What makes Jones’ version of the Elleanor Eldridge story is that, rather than being the passive victim of a grave injustice, Eldridge was fiercely determined to get back the land and money she lost in a land deal gone bad and enlisted Green and other women of Providence to raise the money and level of indignation to succeed.

So, why hasn’t the formidable Elleanor Eldridge become an icon of civil rights and the women’s movement? Jones’ book shed some light on that as well:

“Yet Eldridge never conformed to northern whites’ views of the suffering slave, and even some dedicated abolitionists found fault with the book itself and with her insistent prodding for money. In New Bedford, after hearing her [Eldridge herself] speak, one audience member opined that the book might have been more effective ‘had it been written in the plain common sense style in which the subject of it narrates it.’”

Jones also gives us a glimpse at Eldridge’s “people skills.” The story of how Eldridge was maneuvered out of a piece of property in Providence was not confined to Rhode Island. William Lloyd Garrison had ambivalent feelings about Eldridge and Green.

“In late 1838 Garrison confided in a letter to one of his friends in Providence that he found Eldridge’s appeals grating. She was, he felt, ‘in affluent circumstances.’ And he found ‘her heart set upon the perishable things of earth,’ rather than devoted to more principled matters.”

Unlike the bruised slave, she was not an obvious or appropriate object of charity. Furthermore, she had an outsized sense of her own self-importance, according to Garrison, owing to “bad advisers [presumably Whipple], who have led her to think that her case is one of national importance, and that abolitionists universally would bestir themselves mightily on her behalf!”
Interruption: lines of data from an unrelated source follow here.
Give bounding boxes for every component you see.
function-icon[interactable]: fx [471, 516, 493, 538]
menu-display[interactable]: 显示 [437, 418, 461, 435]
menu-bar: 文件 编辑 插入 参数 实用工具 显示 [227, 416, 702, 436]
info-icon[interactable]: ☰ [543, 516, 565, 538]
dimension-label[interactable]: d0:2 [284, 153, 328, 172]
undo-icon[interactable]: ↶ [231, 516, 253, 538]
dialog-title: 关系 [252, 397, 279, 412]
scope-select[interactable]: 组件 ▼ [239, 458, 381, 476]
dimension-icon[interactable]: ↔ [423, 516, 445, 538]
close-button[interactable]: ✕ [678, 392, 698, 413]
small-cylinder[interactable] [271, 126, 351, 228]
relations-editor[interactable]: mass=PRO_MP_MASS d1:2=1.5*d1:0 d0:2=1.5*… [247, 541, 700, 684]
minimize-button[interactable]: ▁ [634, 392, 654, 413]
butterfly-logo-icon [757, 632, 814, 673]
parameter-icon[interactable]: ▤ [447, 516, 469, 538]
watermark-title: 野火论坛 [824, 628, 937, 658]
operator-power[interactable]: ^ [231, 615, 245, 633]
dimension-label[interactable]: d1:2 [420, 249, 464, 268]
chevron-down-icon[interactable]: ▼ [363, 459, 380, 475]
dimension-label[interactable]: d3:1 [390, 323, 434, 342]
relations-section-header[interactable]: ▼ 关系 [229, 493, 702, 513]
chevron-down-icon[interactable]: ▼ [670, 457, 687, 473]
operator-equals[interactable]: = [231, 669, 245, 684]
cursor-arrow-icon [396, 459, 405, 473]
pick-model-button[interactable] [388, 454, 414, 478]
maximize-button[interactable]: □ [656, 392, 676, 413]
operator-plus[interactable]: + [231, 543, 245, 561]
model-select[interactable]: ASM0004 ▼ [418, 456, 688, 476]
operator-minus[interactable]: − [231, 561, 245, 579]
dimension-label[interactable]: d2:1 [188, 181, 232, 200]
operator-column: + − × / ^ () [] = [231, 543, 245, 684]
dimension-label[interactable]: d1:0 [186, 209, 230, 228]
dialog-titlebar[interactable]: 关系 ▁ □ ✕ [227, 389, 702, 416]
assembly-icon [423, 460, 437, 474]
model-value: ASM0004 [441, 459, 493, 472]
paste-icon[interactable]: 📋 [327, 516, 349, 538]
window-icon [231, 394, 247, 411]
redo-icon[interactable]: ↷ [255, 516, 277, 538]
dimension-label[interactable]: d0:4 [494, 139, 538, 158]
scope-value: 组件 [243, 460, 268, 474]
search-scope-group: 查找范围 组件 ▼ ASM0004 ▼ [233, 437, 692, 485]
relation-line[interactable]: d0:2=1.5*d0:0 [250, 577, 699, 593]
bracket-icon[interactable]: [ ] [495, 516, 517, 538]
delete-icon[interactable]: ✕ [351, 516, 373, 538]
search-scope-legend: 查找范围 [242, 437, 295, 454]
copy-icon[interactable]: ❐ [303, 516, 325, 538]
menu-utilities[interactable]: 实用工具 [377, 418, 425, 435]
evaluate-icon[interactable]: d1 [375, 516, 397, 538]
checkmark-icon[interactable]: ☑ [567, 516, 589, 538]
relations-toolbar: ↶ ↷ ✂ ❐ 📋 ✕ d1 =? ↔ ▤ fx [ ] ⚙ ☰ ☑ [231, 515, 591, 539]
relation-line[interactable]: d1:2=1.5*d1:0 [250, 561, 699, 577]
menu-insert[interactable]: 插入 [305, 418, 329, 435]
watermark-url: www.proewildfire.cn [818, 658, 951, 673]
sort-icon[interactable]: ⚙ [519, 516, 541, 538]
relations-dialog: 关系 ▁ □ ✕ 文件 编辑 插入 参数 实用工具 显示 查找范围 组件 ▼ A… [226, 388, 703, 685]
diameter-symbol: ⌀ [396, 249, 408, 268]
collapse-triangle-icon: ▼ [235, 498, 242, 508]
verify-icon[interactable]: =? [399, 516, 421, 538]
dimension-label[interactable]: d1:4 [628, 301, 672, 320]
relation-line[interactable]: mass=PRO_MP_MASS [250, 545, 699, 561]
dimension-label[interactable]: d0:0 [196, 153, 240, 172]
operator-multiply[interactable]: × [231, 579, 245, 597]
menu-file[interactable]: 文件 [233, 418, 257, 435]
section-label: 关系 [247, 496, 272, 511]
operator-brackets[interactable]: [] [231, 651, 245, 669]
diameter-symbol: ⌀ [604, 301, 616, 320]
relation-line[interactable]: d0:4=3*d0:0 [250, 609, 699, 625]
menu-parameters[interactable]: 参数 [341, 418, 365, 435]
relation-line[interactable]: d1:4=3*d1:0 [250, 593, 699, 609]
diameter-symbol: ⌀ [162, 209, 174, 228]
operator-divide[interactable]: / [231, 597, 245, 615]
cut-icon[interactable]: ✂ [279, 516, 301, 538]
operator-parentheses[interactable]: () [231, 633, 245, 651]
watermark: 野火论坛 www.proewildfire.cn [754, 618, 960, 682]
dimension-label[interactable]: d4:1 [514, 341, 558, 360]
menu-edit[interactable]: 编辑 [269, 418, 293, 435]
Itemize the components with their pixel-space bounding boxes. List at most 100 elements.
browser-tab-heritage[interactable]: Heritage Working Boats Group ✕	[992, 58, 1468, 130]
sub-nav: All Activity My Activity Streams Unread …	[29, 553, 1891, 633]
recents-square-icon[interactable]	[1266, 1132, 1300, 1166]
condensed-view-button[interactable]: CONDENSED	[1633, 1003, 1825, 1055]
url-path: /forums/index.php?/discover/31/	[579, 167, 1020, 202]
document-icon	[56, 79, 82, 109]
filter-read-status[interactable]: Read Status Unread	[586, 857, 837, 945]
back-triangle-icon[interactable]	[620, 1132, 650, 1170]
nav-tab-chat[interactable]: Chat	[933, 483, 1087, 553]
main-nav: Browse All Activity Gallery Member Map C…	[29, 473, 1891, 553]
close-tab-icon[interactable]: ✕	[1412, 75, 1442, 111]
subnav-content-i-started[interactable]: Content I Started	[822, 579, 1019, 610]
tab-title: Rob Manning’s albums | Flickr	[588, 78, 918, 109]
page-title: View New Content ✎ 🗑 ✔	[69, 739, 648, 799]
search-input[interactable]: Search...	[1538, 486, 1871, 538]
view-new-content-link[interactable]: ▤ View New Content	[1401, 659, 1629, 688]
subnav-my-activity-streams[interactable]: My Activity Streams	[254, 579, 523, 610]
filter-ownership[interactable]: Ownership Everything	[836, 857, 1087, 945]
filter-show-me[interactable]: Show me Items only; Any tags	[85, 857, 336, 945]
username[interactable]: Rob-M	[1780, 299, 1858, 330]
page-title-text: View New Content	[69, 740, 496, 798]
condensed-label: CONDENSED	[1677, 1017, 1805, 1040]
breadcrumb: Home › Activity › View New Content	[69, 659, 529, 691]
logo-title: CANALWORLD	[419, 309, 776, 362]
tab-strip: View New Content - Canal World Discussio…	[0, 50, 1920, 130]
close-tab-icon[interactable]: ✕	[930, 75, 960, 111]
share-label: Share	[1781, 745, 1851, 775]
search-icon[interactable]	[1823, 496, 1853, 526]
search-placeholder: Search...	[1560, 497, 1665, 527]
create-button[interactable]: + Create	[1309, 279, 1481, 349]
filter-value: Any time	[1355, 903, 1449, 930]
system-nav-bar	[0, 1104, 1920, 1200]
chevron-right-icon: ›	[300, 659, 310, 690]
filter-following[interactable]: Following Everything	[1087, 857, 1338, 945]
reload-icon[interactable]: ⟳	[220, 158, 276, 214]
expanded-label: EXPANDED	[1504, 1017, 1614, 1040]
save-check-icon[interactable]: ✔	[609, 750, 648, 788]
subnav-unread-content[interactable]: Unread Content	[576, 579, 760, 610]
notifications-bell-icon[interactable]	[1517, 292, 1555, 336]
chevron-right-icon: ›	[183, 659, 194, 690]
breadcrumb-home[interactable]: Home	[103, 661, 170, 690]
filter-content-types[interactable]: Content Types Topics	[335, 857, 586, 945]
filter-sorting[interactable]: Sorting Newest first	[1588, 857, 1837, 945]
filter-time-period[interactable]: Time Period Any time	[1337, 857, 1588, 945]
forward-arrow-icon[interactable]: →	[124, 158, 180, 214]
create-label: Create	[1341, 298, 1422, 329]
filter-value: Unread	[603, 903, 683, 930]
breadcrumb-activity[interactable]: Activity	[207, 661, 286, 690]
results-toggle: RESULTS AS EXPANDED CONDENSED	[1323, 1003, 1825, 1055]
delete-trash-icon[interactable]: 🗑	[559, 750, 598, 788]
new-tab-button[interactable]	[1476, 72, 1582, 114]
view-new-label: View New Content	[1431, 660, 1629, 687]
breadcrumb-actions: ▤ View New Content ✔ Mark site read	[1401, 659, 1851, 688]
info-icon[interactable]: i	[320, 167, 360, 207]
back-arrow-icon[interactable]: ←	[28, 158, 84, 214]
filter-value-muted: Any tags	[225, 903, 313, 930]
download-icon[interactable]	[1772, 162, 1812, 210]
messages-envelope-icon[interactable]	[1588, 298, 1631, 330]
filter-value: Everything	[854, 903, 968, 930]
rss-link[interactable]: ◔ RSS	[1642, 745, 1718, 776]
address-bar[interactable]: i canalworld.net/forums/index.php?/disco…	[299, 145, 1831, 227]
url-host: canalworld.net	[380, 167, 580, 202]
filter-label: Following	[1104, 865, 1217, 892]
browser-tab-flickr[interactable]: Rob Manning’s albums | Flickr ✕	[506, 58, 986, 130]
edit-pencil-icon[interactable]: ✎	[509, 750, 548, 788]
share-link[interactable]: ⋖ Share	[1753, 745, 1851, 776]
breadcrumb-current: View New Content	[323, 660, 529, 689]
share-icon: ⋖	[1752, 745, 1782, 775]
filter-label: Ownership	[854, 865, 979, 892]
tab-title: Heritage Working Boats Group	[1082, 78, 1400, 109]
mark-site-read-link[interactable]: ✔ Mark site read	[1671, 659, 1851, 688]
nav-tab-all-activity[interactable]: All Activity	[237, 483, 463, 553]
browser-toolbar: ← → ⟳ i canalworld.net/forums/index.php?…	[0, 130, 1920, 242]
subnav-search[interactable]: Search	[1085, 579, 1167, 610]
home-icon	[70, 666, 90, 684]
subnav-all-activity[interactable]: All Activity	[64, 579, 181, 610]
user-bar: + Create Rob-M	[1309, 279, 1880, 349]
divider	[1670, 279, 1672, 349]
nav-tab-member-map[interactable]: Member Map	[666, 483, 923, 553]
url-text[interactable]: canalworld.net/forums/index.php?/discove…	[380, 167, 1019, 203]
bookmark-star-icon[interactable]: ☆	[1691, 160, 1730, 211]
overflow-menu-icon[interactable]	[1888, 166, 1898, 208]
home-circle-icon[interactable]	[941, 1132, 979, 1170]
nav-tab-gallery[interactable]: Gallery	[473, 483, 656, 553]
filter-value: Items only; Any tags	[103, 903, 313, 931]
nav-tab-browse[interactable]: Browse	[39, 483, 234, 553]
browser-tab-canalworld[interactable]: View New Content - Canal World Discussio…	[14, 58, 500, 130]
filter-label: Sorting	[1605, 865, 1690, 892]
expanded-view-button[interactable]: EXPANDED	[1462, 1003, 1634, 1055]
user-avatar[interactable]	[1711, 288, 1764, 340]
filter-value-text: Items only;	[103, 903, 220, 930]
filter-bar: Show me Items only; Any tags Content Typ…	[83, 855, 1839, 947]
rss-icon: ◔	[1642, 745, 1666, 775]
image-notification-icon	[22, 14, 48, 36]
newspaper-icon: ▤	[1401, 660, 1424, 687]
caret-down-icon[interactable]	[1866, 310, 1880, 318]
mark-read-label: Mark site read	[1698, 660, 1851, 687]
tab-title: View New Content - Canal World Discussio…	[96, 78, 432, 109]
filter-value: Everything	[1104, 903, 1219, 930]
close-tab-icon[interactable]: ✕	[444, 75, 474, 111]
Moreover, he worried that even his hallowed name couldn’t induce people to buy “The Memoirs of Elleanor Eldridge.” “Meanwhile, even his public endorsement had failed to move more than forty copies of the two hundred books he had in his office. Her promise ‘to return shortly, and bring another

trunk full with her’ filled him with dread.”

The central thesis of Jones’ book is that racism in America was more the product of economic circumstances and competition for scarce jobs among the laboring classes; a condition that capitalists did little to discourage.

Whether you accept her thesis or not, you will be enthralled with the historic characters she enlists to make her point. She proves that race is no way a measure of the intelligence of men but she also shows us what we lost when we embraced the idea of racial differences among human beings. For better or worse, Elleanor Eldridge could have been the Donald Trump of her time.